Эти мысли Федора спугнул стук копыт. У ворот привязывал лошадь Павло. Приезд Павла и удивил и обрадовал его. Давненько Турчин объезжает горой его хату. Поначалу навещал часто, возил на каждое собрание. Потом стал присылать подводу. А последний раз Федор месил грязь, добираясь на собрание.

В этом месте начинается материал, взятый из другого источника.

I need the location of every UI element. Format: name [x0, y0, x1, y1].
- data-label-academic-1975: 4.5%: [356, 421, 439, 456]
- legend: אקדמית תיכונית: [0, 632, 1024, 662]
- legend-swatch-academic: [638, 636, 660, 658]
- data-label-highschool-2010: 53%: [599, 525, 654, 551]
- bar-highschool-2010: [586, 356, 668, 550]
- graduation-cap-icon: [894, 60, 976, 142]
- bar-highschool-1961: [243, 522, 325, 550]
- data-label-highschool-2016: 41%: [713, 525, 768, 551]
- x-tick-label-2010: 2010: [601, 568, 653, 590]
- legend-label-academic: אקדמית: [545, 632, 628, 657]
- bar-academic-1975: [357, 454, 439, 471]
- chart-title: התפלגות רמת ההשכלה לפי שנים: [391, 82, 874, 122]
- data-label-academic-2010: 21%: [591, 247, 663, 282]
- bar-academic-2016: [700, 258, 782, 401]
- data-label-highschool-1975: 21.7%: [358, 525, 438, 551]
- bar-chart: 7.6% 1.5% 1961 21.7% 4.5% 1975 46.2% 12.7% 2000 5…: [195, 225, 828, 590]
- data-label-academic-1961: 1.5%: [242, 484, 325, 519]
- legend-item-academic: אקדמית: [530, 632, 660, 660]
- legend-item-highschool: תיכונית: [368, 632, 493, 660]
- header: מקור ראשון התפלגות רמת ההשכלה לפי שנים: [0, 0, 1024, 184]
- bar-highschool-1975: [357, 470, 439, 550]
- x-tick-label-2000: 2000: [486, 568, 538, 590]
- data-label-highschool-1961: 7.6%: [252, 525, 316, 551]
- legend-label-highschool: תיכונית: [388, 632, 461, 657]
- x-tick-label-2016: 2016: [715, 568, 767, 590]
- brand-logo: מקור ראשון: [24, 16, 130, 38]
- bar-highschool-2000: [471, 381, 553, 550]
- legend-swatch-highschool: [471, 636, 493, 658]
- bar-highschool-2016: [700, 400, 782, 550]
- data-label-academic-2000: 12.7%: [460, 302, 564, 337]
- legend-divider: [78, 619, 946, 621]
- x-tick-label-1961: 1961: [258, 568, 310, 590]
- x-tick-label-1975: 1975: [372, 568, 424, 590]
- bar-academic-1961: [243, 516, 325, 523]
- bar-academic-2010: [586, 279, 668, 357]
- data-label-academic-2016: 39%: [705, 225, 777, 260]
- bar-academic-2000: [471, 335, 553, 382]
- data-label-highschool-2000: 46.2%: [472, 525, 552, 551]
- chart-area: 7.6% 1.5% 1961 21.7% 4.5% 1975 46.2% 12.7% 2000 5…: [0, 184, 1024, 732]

Но Павло не спешит в хату. Ходит по двору, осматривается по-хозяйски. Не похоже, чтобы его привело сюда срочное дело. Видно, хочет растопить тот ледок, который залег между ними от последних стычек. Эта мысль греет и немножко пугает, ибо

разговоры их наедине были не слишком приятны для обоих. Да Федор и не умеет вести легкую беседу. Где-то там, внутри, сидит в нем еще другой человек, который контролирует, сверяет все сказанное. И этот человек чрезмерно деликатен и придирчив. Он заставляет Федора краснеть, путаться.

А с Павлом — и подавно. Федор каждый раз пытается отгадать из слов Павла, из его поведения, как живется ему с Мариной, говорят ли они когда-нибудь о нем? Но домашняя жизнь Павла для него запретная зона. Если б они с первой встречи повели легкий, непринужденный разговор, приперченный грубыми мужскими шутками, приправленный остротами...

Нет, они не могли повести такого разговора. Значит, только о детстве, о войне, о колхозе — и потом снова под веселые детские черешни.

Федор отгадал: Павло приехал наладить им же нарушенный мир. Он напрасно пытался сохранить холод в сердце к Федору. Хоть и не совсем прав Федор, укоряя его в неправильном ведении хозяйства, но у него, конечно, нет злого умысла. Что ему, должность председателя нужна?! И за спиной он не наговаривает. Ядовитый он немного... Так это — болезнь. Жизнь. И, верно, в работе не повезло. Не то разве бы он приехал в эту захлюпанную дождями Новую Греблю! А ты и сам сознаешься себе, что в работе своей стоишь не на твердой почве, а на купине: шаткой и неверной.

Павло делал вид, будто разглядывает под камышовым навесом ульи — живая память по деду Луке! — а сам мысленно готовился к разговору. И начал он его не так, как намеревался. Пожаловался на ненастье, на свою работу.

— Ты говоришь, устал, — прервал его Федор. — А я знаю другое. Какой бы тяжелой ни была работа, а когда она по сердцу, когда видишь, что создаешь что-то, нет усталости! Я знаю, Павло, усталость. Но я ведь работал с холодным металлом и немыми цифрами. А ты — с людьми.